UNSW engineers have developed a way to help 3D printed plastic heal itself by using only lights in room temperature. UNSW School of Chemical Engineering professor Cyrille Boyer and his team that included Dr. Nathaniel Corrigan and Mr Michael Zhang showed us that adding “special powder” to the liquid resin of the printing process can later help in making quick and easy repairs if the material breaks.
This can be simply done by shining standard LED lights on the printed plastic for nearly an hour to cause a chemical reaction and fusion of the broken pieces.
The process makes the repaired plastic stronger than it was before the damage happened. Scientists hope that further development and commercialisation of this process will help in reducing chemical waste in future.
The broken pieces of plastic would not be thrown away or recycled. It will be simply mended by remaining embedded in a component with other materials.
This research paper has been published in the journal Angewandte Chemie International Edition.
It will reduce plastic waste
Dr. Corrigan said “There is an obvious environmental benefit because you’re not having to re-synthesize a brand-new material every time it gets broken. We are increasing the lifespan of these materials, which is going to reduce plastic waste.”
In places where we use polymer material, we can use this technology. After a component fails, we can repair the material instead of throwing it away.
The UNSW team has used a powdered additive which is a trithiocarbonate, known as a reversible addition fragmentation chain transfer or RAFT agent. This is originally developed by CSIRO. The agent enables the rearrangement of the nanoscopic network of elements which make up the material and fuse the broken pieces.

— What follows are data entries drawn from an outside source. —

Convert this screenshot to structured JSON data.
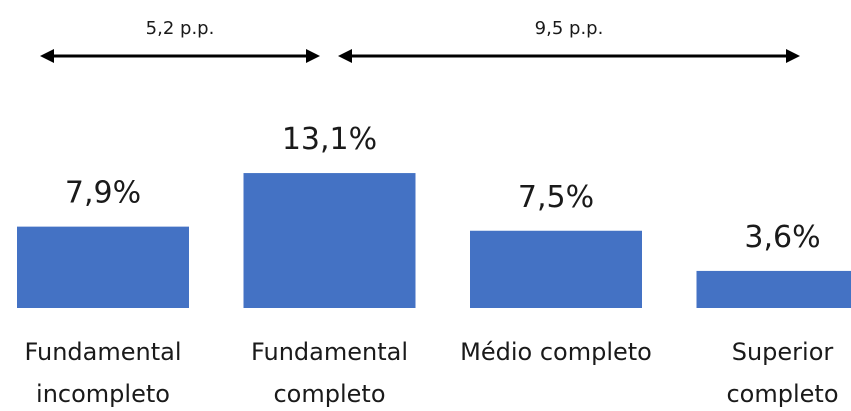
{
  "chart_data": {
    "type": "bar",
    "categories": [
      [
        "Fundamental",
        "incompleto"
      ],
      [
        "Fundamental",
        "completo"
      ],
      [
        "Médio completo"
      ],
      [
        "Superior",
        "completo"
      ]
    ],
    "values": [
      7.9,
      13.1,
      7.5,
      3.6
    ],
    "data_labels": [
      "7,9%",
      "13,1%",
      "7,5%",
      "3,6%"
    ],
    "bar_color": "#4472C4",
    "grid": false,
    "annotations": [
      {
        "text": "5,2 p.p.",
        "from_category": 0,
        "to_category": 1
      },
      {
        "text": "9,5 p.p.",
        "from_category": 1,
        "to_category": 3
      }
    ]
  }
}
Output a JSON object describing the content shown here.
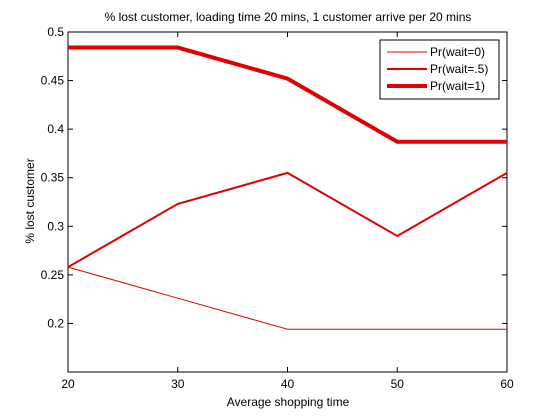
{
  "chart_data": {
    "type": "line",
    "title": "% lost customer, loading time 20 mins, 1 customer arrive per 20 mins",
    "xlabel": "Average shopping time",
    "ylabel": "% lost customer",
    "xlim": [
      20,
      60
    ],
    "ylim": [
      0.15,
      0.5
    ],
    "xticks": [
      20,
      30,
      40,
      50,
      60
    ],
    "yticks": [
      0.2,
      0.25,
      0.3,
      0.35,
      0.4,
      0.45,
      0.5
    ],
    "xtick_labels": [
      "20",
      "30",
      "40",
      "50",
      "60"
    ],
    "ytick_labels": [
      "0.2",
      "0.25",
      "0.3",
      "0.35",
      "0.4",
      "0.45",
      "0.5"
    ],
    "grid": false,
    "legend_position": "top-right",
    "x": [
      20,
      30,
      40,
      50,
      60
    ],
    "series": [
      {
        "name": "Pr(wait=0)",
        "values": [
          0.258,
          0.226,
          0.194,
          0.194,
          0.194
        ],
        "color": "#e00000",
        "weight": "thin"
      },
      {
        "name": "Pr(wait=.5)",
        "values": [
          0.258,
          0.323,
          0.355,
          0.29,
          0.355
        ],
        "color": "#e00000",
        "weight": "medium"
      },
      {
        "name": "Pr(wait=1)",
        "values": [
          0.484,
          0.484,
          0.452,
          0.387,
          0.387
        ],
        "color": "#e00000",
        "weight": "thick"
      }
    ]
  }
}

The process takes approximately 30 minutes when UV LED light is directly pointed onto the broken plastic. The plastic is fully healed after roughly one hour.
Scientists have experimented with a 3D printed violin. This experiment shows that self-repaired plastic’s strength is fully recovered as it was in its unbroken state.
The team of the scientists said commercialisation of the process is possible as the simplification and speed of their system is much higher than any other existing ways of repairing broken 3D printed materials.
Scientists said there are other process to heal these materials but they all are relied on thermal chemistry to repair it and that also takes nearly 24 hours. These processes also take multiple heating cycles to have the same result.
Dr. Corrigan said “Another restriction to that is that you need an oven which is heated to high temperature and you obviously cannot repair the plastic material in situ—you would need to disassemble it from the component first which adds a level of complexity and delay.”
With the new process, we can leave the broken plastic anywhere and shine the light on the entire component. This process is easy and faster as the additives at the surface of the material are only affected.
Scientists said we can use this process in a range of applications as 3D printed materials are now hugely used in high-tech specialized components. This includes wearable electronics, sensors and shoe manufacturing.